This is a difficult week for us. The apartment looks forlorn and not ours anymore. Our “stuff” is either packed away in duffels awaiting their trip to the airport, strewn around the floor seeking a place in an unfilled duffel (hard to find), in boxes being left here for next year, in piles to give to friends or in bags to take to the Catholic charities.
But—the hardest part of the week is saying goodbye--to people, most of all, but also to places, drives, things we haven’t done and wanted to, the piazza, our favorite restaurants and a pace of life that suits us well.
Tears are being shed or held inside wet eyes. Hugs and kisses and inadequate words spill out with friends and shop keepers, with waiters and cooks, with grocery checkers and the gelato ladies. And we say parting words with the dear people with whom we have lived every day—Alessandro and his family, Sara who really runs everything, and all the men who work here, making this a lively, exciting place--making it our home.

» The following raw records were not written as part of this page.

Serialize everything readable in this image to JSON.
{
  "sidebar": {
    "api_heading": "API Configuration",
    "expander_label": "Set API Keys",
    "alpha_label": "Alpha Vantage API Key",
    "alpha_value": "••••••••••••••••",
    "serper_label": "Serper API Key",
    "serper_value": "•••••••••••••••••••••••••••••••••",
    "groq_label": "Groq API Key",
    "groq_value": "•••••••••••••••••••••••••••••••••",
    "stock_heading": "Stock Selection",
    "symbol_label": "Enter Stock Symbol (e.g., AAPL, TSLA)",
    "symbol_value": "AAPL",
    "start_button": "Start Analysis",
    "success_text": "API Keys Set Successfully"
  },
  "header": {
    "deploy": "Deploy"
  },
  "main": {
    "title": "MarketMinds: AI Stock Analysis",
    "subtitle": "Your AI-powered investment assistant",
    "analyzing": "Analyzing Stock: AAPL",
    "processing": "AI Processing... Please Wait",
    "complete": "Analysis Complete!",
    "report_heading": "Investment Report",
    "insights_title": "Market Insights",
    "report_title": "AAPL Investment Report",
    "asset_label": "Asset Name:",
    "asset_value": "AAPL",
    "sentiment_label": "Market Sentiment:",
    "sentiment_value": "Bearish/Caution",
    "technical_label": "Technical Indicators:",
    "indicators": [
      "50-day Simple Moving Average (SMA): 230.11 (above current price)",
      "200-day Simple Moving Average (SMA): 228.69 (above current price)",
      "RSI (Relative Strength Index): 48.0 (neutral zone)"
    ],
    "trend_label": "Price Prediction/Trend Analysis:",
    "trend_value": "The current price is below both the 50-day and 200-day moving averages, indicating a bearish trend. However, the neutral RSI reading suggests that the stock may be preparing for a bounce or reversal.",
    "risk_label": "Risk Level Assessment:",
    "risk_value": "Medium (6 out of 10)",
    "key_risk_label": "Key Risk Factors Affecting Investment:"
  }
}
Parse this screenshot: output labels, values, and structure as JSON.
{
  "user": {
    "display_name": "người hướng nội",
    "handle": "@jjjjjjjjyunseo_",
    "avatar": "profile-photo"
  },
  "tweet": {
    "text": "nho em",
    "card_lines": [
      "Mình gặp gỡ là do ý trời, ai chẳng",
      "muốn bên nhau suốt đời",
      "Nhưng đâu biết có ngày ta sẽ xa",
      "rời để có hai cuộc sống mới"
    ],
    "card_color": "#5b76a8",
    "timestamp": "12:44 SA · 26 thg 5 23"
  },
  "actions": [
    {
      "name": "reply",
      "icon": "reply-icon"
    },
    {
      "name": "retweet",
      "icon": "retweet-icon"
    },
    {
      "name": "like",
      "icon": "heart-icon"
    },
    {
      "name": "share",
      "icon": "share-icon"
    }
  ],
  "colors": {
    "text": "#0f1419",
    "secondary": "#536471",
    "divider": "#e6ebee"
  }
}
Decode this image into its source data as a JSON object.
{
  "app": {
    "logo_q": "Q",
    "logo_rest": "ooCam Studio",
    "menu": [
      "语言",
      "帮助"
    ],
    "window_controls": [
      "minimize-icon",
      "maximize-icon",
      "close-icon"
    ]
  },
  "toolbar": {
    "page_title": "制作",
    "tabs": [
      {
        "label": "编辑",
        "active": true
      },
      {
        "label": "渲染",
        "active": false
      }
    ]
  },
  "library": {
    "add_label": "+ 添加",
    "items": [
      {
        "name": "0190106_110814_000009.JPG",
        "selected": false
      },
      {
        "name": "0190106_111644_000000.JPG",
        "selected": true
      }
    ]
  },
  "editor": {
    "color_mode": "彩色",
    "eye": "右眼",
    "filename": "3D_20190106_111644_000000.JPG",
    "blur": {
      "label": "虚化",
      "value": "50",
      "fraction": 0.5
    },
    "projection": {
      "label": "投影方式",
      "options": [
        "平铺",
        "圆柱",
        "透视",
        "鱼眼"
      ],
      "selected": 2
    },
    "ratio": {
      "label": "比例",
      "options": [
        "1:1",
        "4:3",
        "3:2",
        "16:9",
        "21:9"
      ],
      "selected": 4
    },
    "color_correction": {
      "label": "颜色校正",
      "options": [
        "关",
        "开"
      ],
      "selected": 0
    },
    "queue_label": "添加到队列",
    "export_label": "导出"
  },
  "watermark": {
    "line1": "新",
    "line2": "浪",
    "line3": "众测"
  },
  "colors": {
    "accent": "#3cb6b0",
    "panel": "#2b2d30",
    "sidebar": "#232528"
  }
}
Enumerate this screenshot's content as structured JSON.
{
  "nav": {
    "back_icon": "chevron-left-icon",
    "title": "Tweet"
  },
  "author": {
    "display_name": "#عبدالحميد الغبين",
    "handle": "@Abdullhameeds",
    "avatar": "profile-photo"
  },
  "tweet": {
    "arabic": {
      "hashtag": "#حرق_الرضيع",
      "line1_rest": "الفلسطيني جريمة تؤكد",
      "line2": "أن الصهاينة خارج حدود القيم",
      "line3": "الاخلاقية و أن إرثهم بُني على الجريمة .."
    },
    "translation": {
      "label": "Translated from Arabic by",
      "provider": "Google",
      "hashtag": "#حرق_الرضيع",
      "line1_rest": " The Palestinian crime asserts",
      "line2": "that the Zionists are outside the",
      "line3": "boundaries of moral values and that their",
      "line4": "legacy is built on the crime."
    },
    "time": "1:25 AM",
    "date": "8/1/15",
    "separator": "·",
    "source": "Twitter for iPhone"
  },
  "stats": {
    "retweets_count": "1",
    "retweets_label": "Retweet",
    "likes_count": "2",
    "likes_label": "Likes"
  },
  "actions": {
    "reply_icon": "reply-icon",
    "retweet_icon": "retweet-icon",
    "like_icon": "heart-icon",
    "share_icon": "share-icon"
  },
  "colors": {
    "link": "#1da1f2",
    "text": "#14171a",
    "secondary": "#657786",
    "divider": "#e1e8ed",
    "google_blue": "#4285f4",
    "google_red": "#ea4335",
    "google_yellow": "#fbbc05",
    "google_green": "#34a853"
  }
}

And then—there is our tree. The one we have watched through the seasons when it was rich with leaves and when it was barren except for that one brown leave which stayed to welcome the new buds. Now the tree is just as it was when we arrived a year ago—green and full and the perfect landing place for new baby swallows leaving their nests in the eaves--testing their wings. Soon those nests will be empty--just like our apartment.